Bank of Korea Prioritizes CBDC Over Stablecoins as Crypto Complaints Surge 1,014%

3 hour ago 3 sources neutral

Key takeaways:

  • BOK's CBDC focus may pressure private stablecoin projects, potentially limiting innovation in South Korea's DeFi sector.
  • Surge in crypto complaints signals regulatory gaps that could lead to stricter exchange oversight, impacting retail trading volumes.
  • Project Hangang's phase two suggests Korea is accelerating CBDC integration, which could challenge global stablecoin dominance in cross-border payments.

In a defining policy address, new Bank of Korea Governor Shin Hyun-song delivered an exclusive focus on Central Bank Digital Currency (CBDC) development, conspicuously omitting any mention of private stablecoins. This strategic emphasis signals a pivotal shift in the nation's approach to digital financial innovation, prioritizing sovereign digital currency over privately issued alternatives.

Governor Shin stated the central bank must proactively prepare for the future monetary system, with preparation centering squarely on the development and deployment of a digital Korean won. He emphasized that the Bank of Korea will enhance the practical use of CBDCs and related deposit tokens primarily through the advanced second phase of Project Hangang, the bank's flagship CBDC testing initiative.

The complete absence of stablecoin discussion in Governor Shin's address represents a significant policy signal. By focusing solely on the CBDC, the Bank of Korea appears to be prioritizing a state-controlled digital payment infrastructure, potentially sidelining private sector digital currency initiatives that could compete with the central bank's monetary authority.

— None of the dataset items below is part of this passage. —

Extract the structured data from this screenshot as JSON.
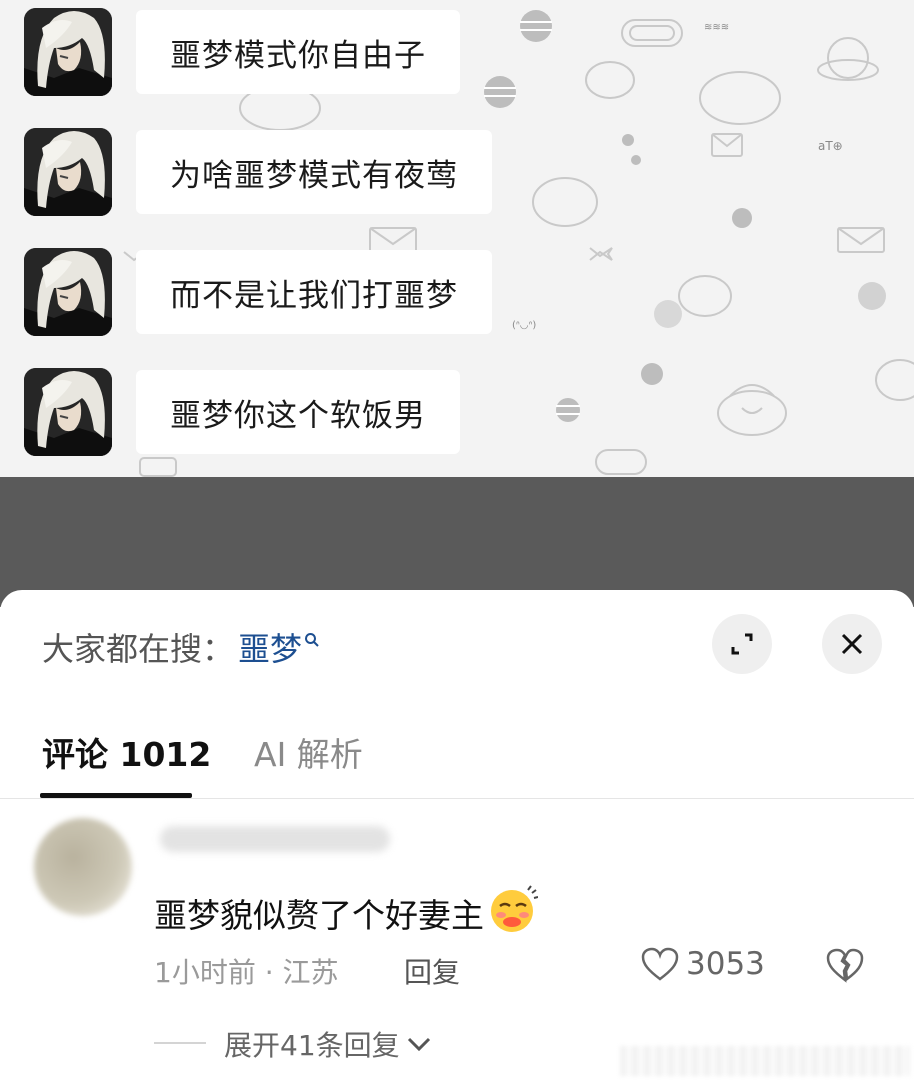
{
  "chat": {
    "messages": [
      {
        "text": "噩梦模式你自由子"
      },
      {
        "text": "为啥噩梦模式有夜莺"
      },
      {
        "text": "而不是让我们打噩梦"
      },
      {
        "text": "噩梦你这个软饭男"
      }
    ]
  },
  "sheet": {
    "search_prefix": "大家都在搜：",
    "search_keyword": "噩梦",
    "tabs": [
      {
        "label": "评论 1012",
        "active": true
      },
      {
        "label": "AI 解析",
        "active": false
      }
    ],
    "comment": {
      "text": "噩梦貌似赘了个好妻主",
      "emoji_icon": "shy-blush-emoji-icon",
      "meta": "1小时前 · 江苏",
      "reply_label": "回复",
      "like_count": "3053",
      "expand_label": "展开41条回复"
    }
  },
  "colors": {
    "keyword": "#1d4f91",
    "overlay": "#5a5a5a",
    "chat_bg": "#f3f3f3"
  }
}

Governor Shin outlined two concrete pathways for elevating the status of the Korean won internationally. The domestic track involves Project Hangang's second phase, which will likely expand beyond technical proofs-of-concept to explore real-world applications. The international track involves collaborations like the Bank for International Settlements' (BIS) Agora Project, which seeks to build a platform for cross-border payments using multiple CBDCs.

Meanwhile, South Korean financial authorities are confronting a staggering surge in consumer grievances related to virtual assets, with official data revealing crypto-related complaints skyrocketing by 1,014% in 2025. The Financial Supervisory Service (FSS) received 4,491 virtual asset complaints this year, a dramatic rise from just 403 in the latter half of 2024.

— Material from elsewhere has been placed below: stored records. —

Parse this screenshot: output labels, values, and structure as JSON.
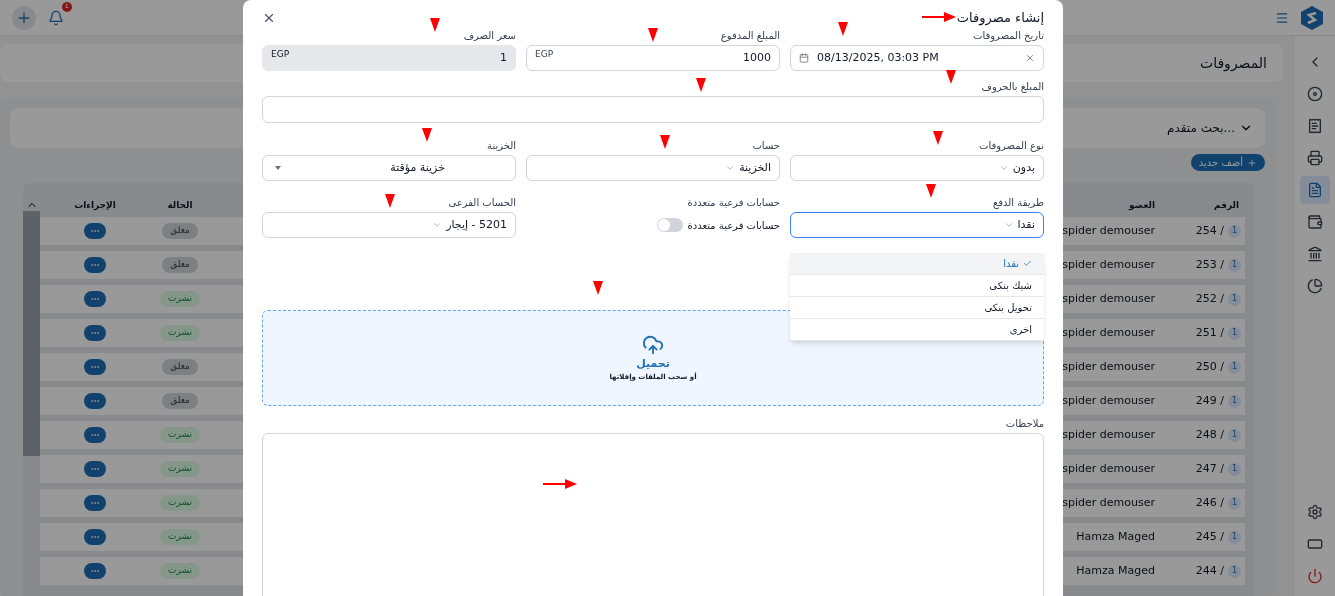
{
  "top_bar": {
    "notification_count": "٤"
  },
  "sidebar": {
    "items": [
      {
        "selected": false
      },
      {
        "selected": false
      },
      {
        "selected": false
      },
      {
        "selected": false
      },
      {
        "selected": true
      },
      {
        "selected": false
      },
      {
        "selected": false
      },
      {
        "selected": false
      }
    ]
  },
  "page_title": "المصروفات",
  "search": {
    "label": "بحث متقدم..."
  },
  "add_button": "أضف جديد",
  "table": {
    "columns": [
      "الرقم",
      "العضو",
      "الحالة",
      "الإجراءات"
    ],
    "rows": [
      {
        "status": "معلق",
        "kind": "pending",
        "member": "spider demouser",
        "number": "254 /",
        "badge": "1"
      },
      {
        "status": "معلق",
        "kind": "pending",
        "member": "spider demouser",
        "number": "253 /",
        "badge": "1"
      },
      {
        "status": "نشرت",
        "kind": "published",
        "member": "spider demouser",
        "number": "252 /",
        "badge": "1"
      },
      {
        "status": "نشرت",
        "kind": "published",
        "member": "spider demouser",
        "number": "251 /",
        "badge": "1"
      },
      {
        "status": "معلق",
        "kind": "pending",
        "member": "spider demouser",
        "number": "250 /",
        "badge": "1"
      },
      {
        "status": "معلق",
        "kind": "pending",
        "member": "spider demouser",
        "number": "249 /",
        "badge": "1"
      },
      {
        "status": "نشرت",
        "kind": "published",
        "member": "spider demouser",
        "number": "248 /",
        "badge": "1"
      },
      {
        "status": "نشرت",
        "kind": "published",
        "member": "spider demouser",
        "number": "247 /",
        "badge": "1"
      },
      {
        "status": "نشرت",
        "kind": "published",
        "member": "spider demouser",
        "number": "246 /",
        "badge": "1"
      },
      {
        "status": "نشرت",
        "kind": "published",
        "member": "Hamza Maged",
        "number": "245 /",
        "badge": "1"
      },
      {
        "status": "نشرت",
        "kind": "published",
        "member": "Hamza Maged",
        "number": "244 /",
        "badge": "1"
      }
    ]
  },
  "modal": {
    "title": "إنشاء مصروفات",
    "expense_date": {
      "label": "تاريخ المصروفات",
      "value": "08/13/2025, 03:03 PM"
    },
    "paid_amount": {
      "label": "المبلغ المدفوع",
      "value": "1000",
      "currency": "EGP"
    },
    "exchange_rate": {
      "label": "سعر الصرف",
      "value": "1",
      "currency": "EGP",
      "disabled": true
    },
    "amount_in_words": {
      "label": "المبلغ بالحروف"
    },
    "expense_type": {
      "label": "نوع المصروفات",
      "value": "بدون"
    },
    "account": {
      "label": "حساب",
      "value": "الخزينة"
    },
    "treasury": {
      "label": "الخزينة",
      "value": "خزينة مؤقتة"
    },
    "payment_method": {
      "label": "طريقة الدفع",
      "value": "نقدا",
      "expanded": true,
      "options": [
        {
          "label": "نقدا",
          "selected": true
        },
        {
          "label": "شيك بنكى",
          "selected": false
        },
        {
          "label": "تحويل بنكى",
          "selected": false
        },
        {
          "label": "اخرى",
          "selected": false
        }
      ]
    },
    "multi_sub_accounts": {
      "label": "حسابات فرعية متعددة",
      "toggle_label": "حسابات فرعية متعددة",
      "on": false
    },
    "sub_account": {
      "label": "الحساب الفرعى",
      "value": "5201 - إيجار"
    },
    "upload": {
      "title": "تحميل",
      "hint": "أو سحب الملفات وإفلاتها"
    },
    "notes": {
      "label": "ملاحظات"
    }
  }
}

Analysts identified the primary catalyst: widespread issues with promotional benefits for first-time API traders on domestic virtual asset exchanges. Many consumers reported exchanges failing to honor advertised incentives for using automated trading interfaces. Other recurring complaint categories include withdrawal delays, unexplained fee deductions, account freezing without clear justification, and poor customer service responsiveness.

The complaint surge arrives amid South Korea's ongoing efforts to establish comprehensive digital asset regulations through the Virtual Asset User Protection Act, which took full effect in 2024. The FSS has increased its monitoring of exchange operations and marketing practices, but the sheer volume of new complaints suggests regulatory implementation and market compliance have not kept pace with consumer activity.

Financial technology experts point to several converging factors: South Korea's high cryptocurrency adoption rate among retail investors, the proliferation of algorithmic trading tools making API access crucial, and exchanges using promotional offers as key customer acquisition tools. Professor Kim Jae-hyun noted, "The data shows a clear gap between marketing innovation and operational reliability."

The FSS has acknowledged the data and indicated that addressing virtual asset consumer protection is now a top priority. The agency is likely to issue new guidelines specifically governing exchange promotions and API service terms, and may mandate clearer disclosure requirements.